Monday, May 28, 2012

More on the Dept of Justice action regarding prosecutors' misconduct

A few days ago I criticized the Dept of Justice's investigation that concluded certain prosecutors did not act intentionally after an independent investigator had found clear and intentional misconduct.  I called the whole thing "a joke."  Evidently, I am not alone in my criticism.  Today, Prof. Jonathan Turley has published a comment in which he agrees with my position, although he did not use the same language.  Being more eloquent than I, he simply said the DoJ "offered rhetorical punishment as a substitute for true punishment."  Like I said, "a joke."

You should read Prof. Turley's full comment here, but allow me to quote the beginning so you get the idea:
The DOJ has long been notorious in refusing to seriously punish its own lawyers for wrongdoing while pushing the legal envelope on criminal charges against others. The slightest discrepancy in testimony or omission in reporting can bring a criminal charge from the DOJ. The DOJ is particularly keen in finding intentional violations or substitute for intent in federal rules — bending laws to the breaking point to secure indictments. However, when its attorneys are accused of facilitating torture or lying to the court or withholding evidence, the general response is a long investigation and then a slap on the wrist. 

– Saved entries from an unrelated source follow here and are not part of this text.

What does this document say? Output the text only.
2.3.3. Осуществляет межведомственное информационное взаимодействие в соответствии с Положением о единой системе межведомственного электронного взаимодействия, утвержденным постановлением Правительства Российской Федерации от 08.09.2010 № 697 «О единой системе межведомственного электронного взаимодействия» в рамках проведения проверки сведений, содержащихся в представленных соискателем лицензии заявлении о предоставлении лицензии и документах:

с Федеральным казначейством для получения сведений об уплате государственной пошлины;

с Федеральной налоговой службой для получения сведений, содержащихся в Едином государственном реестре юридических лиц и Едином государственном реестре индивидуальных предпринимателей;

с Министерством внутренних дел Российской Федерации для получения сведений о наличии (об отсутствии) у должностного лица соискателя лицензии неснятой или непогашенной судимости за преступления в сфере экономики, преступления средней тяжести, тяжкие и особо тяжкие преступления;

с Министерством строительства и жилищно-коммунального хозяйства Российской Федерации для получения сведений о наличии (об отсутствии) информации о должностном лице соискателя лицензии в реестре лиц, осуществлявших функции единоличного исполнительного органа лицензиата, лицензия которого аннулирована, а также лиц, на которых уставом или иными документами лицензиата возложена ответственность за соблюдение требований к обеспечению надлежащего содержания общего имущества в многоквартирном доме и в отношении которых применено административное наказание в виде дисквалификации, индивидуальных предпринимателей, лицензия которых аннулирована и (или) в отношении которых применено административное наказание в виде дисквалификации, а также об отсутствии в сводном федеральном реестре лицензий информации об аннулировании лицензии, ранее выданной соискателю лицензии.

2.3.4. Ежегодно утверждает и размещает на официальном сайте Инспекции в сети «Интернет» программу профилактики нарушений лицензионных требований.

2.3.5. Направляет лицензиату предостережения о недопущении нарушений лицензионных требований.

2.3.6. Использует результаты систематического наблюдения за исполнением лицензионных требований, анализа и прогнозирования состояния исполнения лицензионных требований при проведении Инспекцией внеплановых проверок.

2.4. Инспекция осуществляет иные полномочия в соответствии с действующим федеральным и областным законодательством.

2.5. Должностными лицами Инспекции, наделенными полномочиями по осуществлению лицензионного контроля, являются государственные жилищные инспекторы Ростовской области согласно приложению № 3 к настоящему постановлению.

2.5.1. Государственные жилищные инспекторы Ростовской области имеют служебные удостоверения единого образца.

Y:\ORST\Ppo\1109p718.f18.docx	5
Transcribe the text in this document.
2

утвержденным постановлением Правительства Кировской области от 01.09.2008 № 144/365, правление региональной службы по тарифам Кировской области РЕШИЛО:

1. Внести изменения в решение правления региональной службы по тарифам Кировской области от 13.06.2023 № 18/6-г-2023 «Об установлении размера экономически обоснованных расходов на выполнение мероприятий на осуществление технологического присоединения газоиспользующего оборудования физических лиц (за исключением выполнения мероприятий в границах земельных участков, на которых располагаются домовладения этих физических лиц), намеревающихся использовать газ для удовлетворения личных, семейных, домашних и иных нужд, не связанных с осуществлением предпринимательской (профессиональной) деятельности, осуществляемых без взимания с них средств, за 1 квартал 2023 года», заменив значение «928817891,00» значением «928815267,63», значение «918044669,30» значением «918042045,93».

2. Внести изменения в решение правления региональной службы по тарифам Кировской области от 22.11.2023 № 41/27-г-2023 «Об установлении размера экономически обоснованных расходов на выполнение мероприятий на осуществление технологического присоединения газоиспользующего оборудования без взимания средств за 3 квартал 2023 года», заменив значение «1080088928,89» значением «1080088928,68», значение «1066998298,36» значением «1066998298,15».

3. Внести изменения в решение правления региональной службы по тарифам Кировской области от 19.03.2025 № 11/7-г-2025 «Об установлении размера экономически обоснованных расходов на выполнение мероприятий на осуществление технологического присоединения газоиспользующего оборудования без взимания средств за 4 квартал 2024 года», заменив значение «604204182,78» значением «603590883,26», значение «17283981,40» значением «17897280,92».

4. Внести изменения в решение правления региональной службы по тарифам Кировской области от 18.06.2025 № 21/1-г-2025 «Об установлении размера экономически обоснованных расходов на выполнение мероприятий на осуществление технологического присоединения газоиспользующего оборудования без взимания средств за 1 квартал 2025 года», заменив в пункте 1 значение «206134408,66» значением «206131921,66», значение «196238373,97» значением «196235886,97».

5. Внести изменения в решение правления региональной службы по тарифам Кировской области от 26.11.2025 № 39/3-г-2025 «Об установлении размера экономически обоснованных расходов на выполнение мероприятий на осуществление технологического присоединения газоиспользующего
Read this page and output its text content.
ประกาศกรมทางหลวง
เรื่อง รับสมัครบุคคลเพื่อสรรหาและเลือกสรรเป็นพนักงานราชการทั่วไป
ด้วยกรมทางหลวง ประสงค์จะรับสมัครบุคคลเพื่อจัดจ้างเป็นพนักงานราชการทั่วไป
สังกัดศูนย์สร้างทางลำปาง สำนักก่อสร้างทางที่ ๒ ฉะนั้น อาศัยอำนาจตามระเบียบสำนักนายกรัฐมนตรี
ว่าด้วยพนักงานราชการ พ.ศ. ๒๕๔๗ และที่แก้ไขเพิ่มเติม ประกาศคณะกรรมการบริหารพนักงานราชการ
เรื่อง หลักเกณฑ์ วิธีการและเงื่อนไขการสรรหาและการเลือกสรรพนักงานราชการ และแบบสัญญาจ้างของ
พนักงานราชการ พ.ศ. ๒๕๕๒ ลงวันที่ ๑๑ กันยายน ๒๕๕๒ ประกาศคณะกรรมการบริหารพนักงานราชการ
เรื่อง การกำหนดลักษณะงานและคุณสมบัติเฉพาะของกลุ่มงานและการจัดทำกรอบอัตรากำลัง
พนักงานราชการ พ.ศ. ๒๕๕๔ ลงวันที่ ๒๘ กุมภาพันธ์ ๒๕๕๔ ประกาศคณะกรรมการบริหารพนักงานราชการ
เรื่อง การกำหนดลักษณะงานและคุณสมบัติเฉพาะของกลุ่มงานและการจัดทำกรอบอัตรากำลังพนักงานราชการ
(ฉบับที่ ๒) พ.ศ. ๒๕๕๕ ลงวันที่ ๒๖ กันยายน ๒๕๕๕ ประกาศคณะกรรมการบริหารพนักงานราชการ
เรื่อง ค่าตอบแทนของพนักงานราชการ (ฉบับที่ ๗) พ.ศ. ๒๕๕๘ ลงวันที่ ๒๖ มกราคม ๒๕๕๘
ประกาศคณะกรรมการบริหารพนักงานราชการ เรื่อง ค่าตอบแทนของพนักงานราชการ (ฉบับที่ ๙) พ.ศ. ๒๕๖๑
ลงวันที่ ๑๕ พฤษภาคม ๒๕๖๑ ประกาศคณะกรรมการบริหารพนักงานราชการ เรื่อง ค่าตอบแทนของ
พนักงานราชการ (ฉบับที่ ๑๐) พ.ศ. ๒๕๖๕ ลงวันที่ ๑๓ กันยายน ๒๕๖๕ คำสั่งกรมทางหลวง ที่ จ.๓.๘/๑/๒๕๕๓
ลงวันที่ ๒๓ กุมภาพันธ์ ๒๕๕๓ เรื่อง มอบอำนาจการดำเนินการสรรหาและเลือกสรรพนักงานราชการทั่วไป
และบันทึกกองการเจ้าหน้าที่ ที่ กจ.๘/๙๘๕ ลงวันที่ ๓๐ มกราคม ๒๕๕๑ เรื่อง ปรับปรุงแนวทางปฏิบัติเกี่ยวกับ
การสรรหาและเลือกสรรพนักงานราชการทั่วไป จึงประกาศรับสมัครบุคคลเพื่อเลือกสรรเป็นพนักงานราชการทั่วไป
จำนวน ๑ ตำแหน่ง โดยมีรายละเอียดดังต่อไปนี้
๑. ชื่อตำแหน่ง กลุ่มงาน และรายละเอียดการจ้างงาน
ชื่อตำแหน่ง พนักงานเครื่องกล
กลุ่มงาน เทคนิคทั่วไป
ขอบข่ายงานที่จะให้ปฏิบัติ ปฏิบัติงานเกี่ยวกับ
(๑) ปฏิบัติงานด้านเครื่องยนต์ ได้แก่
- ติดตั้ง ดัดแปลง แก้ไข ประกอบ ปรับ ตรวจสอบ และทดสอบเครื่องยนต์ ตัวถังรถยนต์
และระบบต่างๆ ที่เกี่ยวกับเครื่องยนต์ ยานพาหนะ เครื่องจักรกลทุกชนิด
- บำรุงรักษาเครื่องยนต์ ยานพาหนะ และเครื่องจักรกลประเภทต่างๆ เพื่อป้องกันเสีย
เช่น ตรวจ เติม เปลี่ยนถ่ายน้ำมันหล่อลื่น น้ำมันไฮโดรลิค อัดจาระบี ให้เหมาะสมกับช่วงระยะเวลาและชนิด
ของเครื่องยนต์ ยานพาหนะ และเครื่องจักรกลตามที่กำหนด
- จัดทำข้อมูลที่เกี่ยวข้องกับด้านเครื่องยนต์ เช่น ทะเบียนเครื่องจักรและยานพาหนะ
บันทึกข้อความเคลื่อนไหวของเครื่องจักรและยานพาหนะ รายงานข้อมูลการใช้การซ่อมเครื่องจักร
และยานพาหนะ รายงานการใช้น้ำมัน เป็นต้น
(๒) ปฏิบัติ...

Meanwhile, the Legal Ethics Forum is reporting that the firm that represented the defendant in the case in which the prosecutors engaged in the misconduct, not surprisingly, also disapproved of the DoJ's action and issued the following statement:

Today the Department of Justice demonstrated conclusively that it is not capable of disciplining its prosecutors. Apparently, prosecutors can violate the Constitution, deny the defendant exculpatory evidence demonstrating innocence, and introduce perjured testimony without any fear that they will be punished. Prosecutors orchestrated a miscarriage of justice in Senator Stevens’ case that caused the Attorney General of the United States to order the case dismissed. Trial Judge Emmet Sullivan declared that the misconduct was the worst he had encountered in 25 years on the bench. The misconduct caused a jury to render an illegal verdict, which in turn resulted in the loss of Senator Stevens’ re-election bid. And, the balance of power shifted in the United States Senate. The punishment imposed is laughable. It is pathetic. No reasonable person could conclude that a mere suspension of 40 and 15 days for two of the prosecutors is sufficient punishment for the wrongdoing found in the report.